Solution: You can import and use (at the top of the file outside each class) the function options_defaults. E.g.

    options_defaults['shortnames']=True
    options_defaults['inheritance']='multi'

Database Polymorphism
Problem: Sometimes you want classes which extend Elixir's Entity class (and hence are part of the database schema) to use polymorphism, inheritance, all that good stuff.

Solution: Simply extend the parent class and remember to set the 'multi' option default. The parent class will automatically be given a a row called 'row_type' which it will use to differentiate between between its descendants.

You can have many layers of inheritance. E.g.

class Field(Entity):
    details = ManyToOne('FieldDescription')
    ticket = ManyToOne('Ticket')

    def parse(self, val):
       ...

    def html(self):
       ...

    def __unicode__(self):
       ...

class PrimitiveField(Field):
    pass

class ComplexField(Field):
    def get_filter_col(self):
       ...

class WikiField(PrimitiveField):
    value = elixir.Field(UnicodeText)

    def parse(self, val):
        ...

    def html(self):
       ...

    def __unicode__(self):
       ...

class TicketField(ComplexField):
    value = ManyToOne('Ticket')
    filter_col = 'id'

    def parse(self, val):
        ...

    def __unicode__(self):
       ...

    def get_filter_col(self):
       ...

Querying Polymorphic Types
Problem: If I had a variable f of type Field and I knew that it was more specifically of type WikiField, I couldn't just assume that; the queries wouldn't work.

Solution: When dealing with polymorphism, use Alchemy's of_type(), with_parent(), and any() functions. Alchemy will do a join with the appropriate tables. E.g.

Assume the Ticket class has a row called "fields" of type Field and I want THE WikiField called X with value Y:
        Ticket.fields.of_type(WikiField).any(and_(WikiField.name==X, value==Y))

If I want ANY field of type WikiField with value Y:
        Ticket.fields.of_type(WikiField).any(value==Y)

Getting Specific Module Members
Problem: I wanted all classes that extended Field in a dictionary that maps the name of the class to the class itself; e.g. 'WikiField' => WikiField.

Solution:
from inspect import isclass
def get_field_classes(cls, members=locals()):
    return dict((c.__name__, c) for c in filter(isclass, members.values())
                if issubclass(c, cls) and c is not cls)

Notice the named parameter "members" assigned locals(). This is done because locals() within the function is different from locals() outside of it.

Merging Dictionaries
Problem: Sometimes I have two Python dictionaries which I want to combine into one big one.

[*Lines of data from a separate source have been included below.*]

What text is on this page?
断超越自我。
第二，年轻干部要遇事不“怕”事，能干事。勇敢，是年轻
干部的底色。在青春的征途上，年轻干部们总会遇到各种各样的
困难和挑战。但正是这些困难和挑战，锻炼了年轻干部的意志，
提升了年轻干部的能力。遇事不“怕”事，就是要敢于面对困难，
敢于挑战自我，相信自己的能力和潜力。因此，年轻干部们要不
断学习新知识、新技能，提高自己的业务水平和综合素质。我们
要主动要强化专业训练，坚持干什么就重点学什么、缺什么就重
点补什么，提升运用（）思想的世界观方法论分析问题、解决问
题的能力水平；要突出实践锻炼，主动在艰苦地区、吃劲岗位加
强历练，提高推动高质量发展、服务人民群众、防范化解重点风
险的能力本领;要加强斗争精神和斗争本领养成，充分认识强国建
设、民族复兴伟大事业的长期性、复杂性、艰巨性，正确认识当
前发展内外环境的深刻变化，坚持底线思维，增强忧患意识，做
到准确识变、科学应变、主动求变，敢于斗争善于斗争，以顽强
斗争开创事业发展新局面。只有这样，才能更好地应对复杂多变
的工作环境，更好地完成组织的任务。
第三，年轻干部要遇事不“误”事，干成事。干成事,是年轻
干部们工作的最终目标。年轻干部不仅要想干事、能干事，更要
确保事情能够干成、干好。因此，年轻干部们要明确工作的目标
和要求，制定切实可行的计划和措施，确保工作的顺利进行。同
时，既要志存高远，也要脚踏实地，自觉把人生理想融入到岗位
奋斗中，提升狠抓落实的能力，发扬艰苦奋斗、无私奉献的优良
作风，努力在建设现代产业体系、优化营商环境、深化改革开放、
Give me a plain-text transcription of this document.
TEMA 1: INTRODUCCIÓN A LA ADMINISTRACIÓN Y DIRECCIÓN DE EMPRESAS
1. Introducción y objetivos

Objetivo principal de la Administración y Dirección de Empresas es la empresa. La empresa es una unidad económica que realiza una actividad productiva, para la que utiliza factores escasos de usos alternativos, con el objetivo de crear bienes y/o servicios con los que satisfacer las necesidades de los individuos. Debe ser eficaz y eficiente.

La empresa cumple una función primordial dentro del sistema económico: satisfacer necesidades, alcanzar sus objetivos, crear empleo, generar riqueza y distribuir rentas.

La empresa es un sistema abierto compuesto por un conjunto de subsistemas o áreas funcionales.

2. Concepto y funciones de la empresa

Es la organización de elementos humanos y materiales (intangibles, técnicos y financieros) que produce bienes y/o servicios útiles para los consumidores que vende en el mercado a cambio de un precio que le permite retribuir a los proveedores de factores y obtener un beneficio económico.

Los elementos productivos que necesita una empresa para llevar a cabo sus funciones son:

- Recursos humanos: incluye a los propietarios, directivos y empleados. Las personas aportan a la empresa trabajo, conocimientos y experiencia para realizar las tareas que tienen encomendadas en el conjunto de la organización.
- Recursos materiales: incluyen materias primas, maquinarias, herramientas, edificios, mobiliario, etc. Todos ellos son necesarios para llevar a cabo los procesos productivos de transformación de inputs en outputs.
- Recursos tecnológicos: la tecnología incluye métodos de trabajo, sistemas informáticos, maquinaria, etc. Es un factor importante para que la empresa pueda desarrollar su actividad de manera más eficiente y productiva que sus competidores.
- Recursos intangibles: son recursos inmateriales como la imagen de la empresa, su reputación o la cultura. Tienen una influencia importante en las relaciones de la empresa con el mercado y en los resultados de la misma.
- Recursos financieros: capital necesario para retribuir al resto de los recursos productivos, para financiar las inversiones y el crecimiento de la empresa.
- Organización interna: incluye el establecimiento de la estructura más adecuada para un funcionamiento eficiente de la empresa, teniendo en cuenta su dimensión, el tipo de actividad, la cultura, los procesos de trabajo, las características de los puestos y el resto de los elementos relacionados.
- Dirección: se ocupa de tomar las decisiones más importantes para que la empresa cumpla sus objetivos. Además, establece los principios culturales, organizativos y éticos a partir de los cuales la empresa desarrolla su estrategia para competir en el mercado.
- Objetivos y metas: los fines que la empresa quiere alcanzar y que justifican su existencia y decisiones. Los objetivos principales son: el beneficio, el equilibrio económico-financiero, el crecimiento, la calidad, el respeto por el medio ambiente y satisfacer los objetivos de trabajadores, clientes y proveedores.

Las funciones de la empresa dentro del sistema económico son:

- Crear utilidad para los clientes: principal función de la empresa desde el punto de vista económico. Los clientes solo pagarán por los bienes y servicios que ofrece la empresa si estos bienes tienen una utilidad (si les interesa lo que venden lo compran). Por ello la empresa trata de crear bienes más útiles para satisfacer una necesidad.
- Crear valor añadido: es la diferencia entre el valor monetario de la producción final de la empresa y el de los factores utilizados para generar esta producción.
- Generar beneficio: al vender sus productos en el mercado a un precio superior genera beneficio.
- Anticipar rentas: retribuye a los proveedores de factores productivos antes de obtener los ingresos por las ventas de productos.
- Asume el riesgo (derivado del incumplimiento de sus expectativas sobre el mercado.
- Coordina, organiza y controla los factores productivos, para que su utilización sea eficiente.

Solution: I use the following idiom to merge dict a and b

c = dict(a.items() + b.items())

Shadowing
Problem: I wanted to call a class Field but Elixir already uses that name.

Solution: So I called my class Field and imported elixir. I then used elixir.Field for elixir's version.

Accessing Table Properties
Problem: I want to access information about a database table.

Solution:
  • list of column names: <Table>.c.keys()
  • a particular column object: <Table>.c.<column name>
  • the value of a column for a particular row: <table_instance>.<column name>
  • the table name: <Table>.table.name
  • the table properties: <Table>.table
  • pretty list of columns: <Table>._descriptor._columns
  • primary keys: <Table>._descriptor.primary_keys
  • natural ordering of the table: <Table>._descriptor.order_by
  • foreign keys: <Table>._descriptor.relationships
  • foreign key table object: <Table>._descriptor.relationships[<#X>].target
Tables with Non-Primitive Values (Foreign Keys)
Problem: If I wanted to dynamically get values from tables, it was fine so long as the `value` field I was looking for was a primitive data type. But if it was a foreign key, I didn't know which of the columns of the foreign table to return (or do whatever with).

Solution: I added a variable (table column) to the class that held the reference. It was a string which represented the column of the foreign table to use. Its parent class had a function which resolved this string and rturned the appropriate foreign column object.

 I also added a __unicode__ function to the classes which returned the desired column from the foreign table. So unicode(X) where X is of type MilestoneField will return the name of the milestone which X is referencing.